Adenomyosis is a condition in which the tissue lining the uterus, the endometrium, grows through the myometrium (the wall of the uterus). This endometrial tissue will continue to act as though it was within the uterus during each menstrual cycle and result in thickening, breakdown and bleeding. Despite being a benign or non-cancerous condition, adenomyosis can affect a woman’s quality of life due to symptoms of pain and bleeding. Heavy menstrual bleeding associated with adenomyosis can not only affect a woman’s lifestyle but can also in some cases lead to the development of anemia. The pain that is generally associated with the condition can also cause emotional disturbances such as depression, anxiety, etc.
While the causes of adenomyosis are not currently known or understood, there are several theories around how one develops the condition. These theories include that of invasive tissue growth, fetal developmental origins and inflammation secondary to childbirth. Additionally there are recent discussions that stems cell origin can be a cause due to bone marrow stem cell invasion into the muscle of the uterus. There have been studies discussing that hormones such as estrogen, progesterone, prolactin and follicle stimulating hormone may be responsible for prompting the development of adenomyosis. The condition generally resolves after menopause when the levels of estrogen in the body decrease.
Even though the cause of adenomyosis is unknown as discussed above, certain women may be at a higher risk of developing the condition as opposed to others and include those with a previous surgery on the uterus such as a c-section or procedure to remove fibroids.
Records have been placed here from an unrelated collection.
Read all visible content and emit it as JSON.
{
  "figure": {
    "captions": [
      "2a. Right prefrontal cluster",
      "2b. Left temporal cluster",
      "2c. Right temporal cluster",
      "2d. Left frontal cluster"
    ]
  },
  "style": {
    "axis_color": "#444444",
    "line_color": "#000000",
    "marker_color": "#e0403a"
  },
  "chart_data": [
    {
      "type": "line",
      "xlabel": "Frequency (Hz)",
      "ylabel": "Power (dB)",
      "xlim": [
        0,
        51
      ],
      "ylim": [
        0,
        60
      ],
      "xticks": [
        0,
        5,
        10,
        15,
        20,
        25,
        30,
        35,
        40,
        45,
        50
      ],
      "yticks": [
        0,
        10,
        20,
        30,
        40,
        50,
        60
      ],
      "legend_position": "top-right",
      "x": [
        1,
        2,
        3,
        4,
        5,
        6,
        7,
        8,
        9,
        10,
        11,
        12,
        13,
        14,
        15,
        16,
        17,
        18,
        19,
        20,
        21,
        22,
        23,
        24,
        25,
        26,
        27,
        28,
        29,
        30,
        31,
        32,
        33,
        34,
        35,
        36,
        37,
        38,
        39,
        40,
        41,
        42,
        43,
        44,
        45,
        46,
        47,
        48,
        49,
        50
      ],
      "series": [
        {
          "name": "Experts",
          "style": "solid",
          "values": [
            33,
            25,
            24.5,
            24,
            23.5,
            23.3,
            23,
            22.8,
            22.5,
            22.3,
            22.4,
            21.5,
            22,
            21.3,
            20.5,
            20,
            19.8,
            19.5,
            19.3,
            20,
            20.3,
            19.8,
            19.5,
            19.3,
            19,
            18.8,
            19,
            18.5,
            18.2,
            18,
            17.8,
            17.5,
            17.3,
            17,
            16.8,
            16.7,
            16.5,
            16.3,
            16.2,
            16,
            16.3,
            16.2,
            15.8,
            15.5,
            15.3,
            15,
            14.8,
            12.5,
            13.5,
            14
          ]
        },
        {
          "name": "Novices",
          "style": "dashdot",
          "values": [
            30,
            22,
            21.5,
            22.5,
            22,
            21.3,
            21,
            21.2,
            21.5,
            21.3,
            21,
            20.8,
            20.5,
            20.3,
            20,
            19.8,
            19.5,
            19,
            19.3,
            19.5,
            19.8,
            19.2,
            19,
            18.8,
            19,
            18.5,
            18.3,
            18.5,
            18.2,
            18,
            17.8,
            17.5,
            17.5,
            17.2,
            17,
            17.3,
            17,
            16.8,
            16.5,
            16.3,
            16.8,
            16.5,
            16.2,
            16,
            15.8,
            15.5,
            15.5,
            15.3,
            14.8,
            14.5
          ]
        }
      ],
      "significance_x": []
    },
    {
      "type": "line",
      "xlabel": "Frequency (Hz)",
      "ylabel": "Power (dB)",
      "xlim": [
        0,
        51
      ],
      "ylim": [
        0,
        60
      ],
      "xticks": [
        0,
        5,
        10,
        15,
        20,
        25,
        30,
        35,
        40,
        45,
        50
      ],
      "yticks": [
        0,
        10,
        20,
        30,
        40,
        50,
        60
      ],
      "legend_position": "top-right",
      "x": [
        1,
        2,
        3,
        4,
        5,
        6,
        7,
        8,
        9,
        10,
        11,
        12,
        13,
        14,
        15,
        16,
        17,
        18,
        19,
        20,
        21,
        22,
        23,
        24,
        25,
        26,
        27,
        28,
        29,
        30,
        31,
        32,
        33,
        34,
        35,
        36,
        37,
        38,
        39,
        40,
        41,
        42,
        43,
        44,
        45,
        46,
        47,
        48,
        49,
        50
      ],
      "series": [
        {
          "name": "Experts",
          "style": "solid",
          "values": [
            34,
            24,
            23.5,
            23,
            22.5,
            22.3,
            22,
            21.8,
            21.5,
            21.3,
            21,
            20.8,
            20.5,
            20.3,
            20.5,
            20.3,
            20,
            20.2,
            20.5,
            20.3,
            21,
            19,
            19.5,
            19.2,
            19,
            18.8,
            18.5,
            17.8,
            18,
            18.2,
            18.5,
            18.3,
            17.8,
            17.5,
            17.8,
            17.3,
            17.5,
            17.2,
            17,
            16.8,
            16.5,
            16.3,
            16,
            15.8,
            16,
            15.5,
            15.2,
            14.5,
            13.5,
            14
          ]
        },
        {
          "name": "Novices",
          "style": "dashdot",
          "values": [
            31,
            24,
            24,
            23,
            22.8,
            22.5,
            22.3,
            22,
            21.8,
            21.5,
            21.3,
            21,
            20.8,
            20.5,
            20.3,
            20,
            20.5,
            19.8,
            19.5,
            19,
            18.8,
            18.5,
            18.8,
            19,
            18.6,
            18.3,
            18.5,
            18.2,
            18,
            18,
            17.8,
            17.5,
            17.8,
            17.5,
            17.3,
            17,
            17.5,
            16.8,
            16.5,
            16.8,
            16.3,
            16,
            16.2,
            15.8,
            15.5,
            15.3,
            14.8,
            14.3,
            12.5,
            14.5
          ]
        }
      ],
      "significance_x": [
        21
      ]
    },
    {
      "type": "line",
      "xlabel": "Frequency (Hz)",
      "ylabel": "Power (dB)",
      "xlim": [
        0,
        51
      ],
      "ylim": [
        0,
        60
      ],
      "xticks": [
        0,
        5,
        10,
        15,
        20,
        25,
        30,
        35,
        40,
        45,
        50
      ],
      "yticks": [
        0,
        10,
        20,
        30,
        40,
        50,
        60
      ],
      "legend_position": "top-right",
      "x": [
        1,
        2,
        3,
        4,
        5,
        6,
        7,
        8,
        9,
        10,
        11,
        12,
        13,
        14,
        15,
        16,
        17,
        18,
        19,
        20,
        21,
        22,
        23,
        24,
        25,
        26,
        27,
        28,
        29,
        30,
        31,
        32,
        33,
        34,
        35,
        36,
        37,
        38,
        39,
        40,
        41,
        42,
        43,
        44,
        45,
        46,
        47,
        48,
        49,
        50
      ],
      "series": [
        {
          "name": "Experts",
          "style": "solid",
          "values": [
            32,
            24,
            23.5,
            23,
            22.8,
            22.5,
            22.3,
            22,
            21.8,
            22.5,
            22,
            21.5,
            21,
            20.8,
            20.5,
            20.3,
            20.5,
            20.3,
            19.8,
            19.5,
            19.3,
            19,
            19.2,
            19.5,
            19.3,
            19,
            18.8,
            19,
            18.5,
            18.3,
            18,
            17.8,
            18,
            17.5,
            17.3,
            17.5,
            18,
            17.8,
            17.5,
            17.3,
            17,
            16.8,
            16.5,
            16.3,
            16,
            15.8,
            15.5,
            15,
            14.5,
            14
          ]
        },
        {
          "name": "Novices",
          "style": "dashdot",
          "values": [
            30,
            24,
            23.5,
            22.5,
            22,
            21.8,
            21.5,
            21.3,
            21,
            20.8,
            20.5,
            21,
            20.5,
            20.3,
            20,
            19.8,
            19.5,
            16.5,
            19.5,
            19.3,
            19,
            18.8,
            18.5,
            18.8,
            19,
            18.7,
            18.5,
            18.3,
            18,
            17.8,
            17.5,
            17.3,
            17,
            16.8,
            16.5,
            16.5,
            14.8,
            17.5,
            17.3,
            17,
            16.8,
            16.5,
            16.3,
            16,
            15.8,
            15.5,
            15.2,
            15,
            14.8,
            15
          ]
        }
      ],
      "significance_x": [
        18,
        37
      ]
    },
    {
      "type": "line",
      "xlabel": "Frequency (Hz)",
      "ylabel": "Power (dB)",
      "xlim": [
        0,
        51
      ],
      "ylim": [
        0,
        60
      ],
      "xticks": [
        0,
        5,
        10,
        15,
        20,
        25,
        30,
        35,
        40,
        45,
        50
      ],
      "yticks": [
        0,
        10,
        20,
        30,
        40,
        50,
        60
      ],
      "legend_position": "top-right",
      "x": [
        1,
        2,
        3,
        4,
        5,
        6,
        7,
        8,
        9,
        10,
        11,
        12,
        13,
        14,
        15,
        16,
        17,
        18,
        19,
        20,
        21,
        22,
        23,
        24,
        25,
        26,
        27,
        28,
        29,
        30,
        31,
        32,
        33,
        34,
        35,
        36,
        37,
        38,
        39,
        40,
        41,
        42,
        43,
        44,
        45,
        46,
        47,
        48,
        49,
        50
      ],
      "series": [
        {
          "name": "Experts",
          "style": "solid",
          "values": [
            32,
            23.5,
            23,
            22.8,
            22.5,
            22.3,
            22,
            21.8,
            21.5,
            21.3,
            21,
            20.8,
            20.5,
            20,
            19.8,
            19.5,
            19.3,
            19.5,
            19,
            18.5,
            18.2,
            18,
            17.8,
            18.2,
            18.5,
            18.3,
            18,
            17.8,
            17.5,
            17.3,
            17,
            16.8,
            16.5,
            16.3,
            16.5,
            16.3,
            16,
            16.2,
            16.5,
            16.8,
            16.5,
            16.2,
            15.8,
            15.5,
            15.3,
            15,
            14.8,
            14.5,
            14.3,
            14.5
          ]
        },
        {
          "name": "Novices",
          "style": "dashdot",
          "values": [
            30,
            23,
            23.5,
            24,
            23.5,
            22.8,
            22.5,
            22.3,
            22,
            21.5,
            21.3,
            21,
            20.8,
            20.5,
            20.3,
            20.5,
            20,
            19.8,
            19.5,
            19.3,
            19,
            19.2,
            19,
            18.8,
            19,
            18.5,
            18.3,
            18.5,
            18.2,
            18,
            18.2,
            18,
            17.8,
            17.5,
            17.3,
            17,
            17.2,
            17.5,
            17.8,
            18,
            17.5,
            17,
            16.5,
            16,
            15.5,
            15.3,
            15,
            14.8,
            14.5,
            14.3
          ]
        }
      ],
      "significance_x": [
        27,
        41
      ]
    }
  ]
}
Additionally, other risk factors include childbirth and being of middle age (40’s and 50’s).
Some women only experience mild symptoms of adenomyosis and in fact there may be no symptoms at all however most commonly women experience the following symptoms leading to a diagnosis of the condition:
- Long or heavy menses
- Severe menstrual cramping referred to as dysmenorrhea
- Menstrual cramping lasting your entire menses which actually worsens with age
- Painful intercourse
- Passage of blood clots with menses
- Uterine enlargement, abdominal enlargement and/or tenderness
- Pressure/Bloating in the abdomen
In order to diagnose adenomyosis your healthcare provider will generally complete a physical exam and order additional tests to determine its presence or the presence of another condition causing the symptoms. Many times, suspicion of the condition is raised based on symptoms, presence of an enlarged and/or tender uterus on examination, and findings found on ultrasound and magnetic resonance imaging (MRI).
Another test used at times is a sonohysterography which is used in conjunction with an ultrasound. Unfortunately, the only way to confirm the diagnosis is by hysterectomy (removal of the uterus). In order to rule out other conditions causing the symptoms, your healthcare provider may obtain an endometrial biopsy to rule out cancer.
Treatment for adenomyosis may include several options including the use of non-steroidal anti-inflammatory medications such as ibuprofen or hormonal medication such as combination birth control pills with the hormones estrogen and progestin, hormonal vaginal rings or patches. At times, it may be recommended to stop your menses for a period of time to treat the symptoms and methods such as continuous-use birth control or use of a progestin only intrauterine device (IUD) may be utilized.
Additional medication include the use of aromatase inhibitors and GnRH analogs. Procedures such as uterine artery embolization and endometrial ablation may at times be considered and in certain cases such as severe pain and when menopause is not near, a hysterectomy may be recommended.
If you think that you are experiencing symptoms associated with adenomyosis, discuss your concerns with your healthcare provider.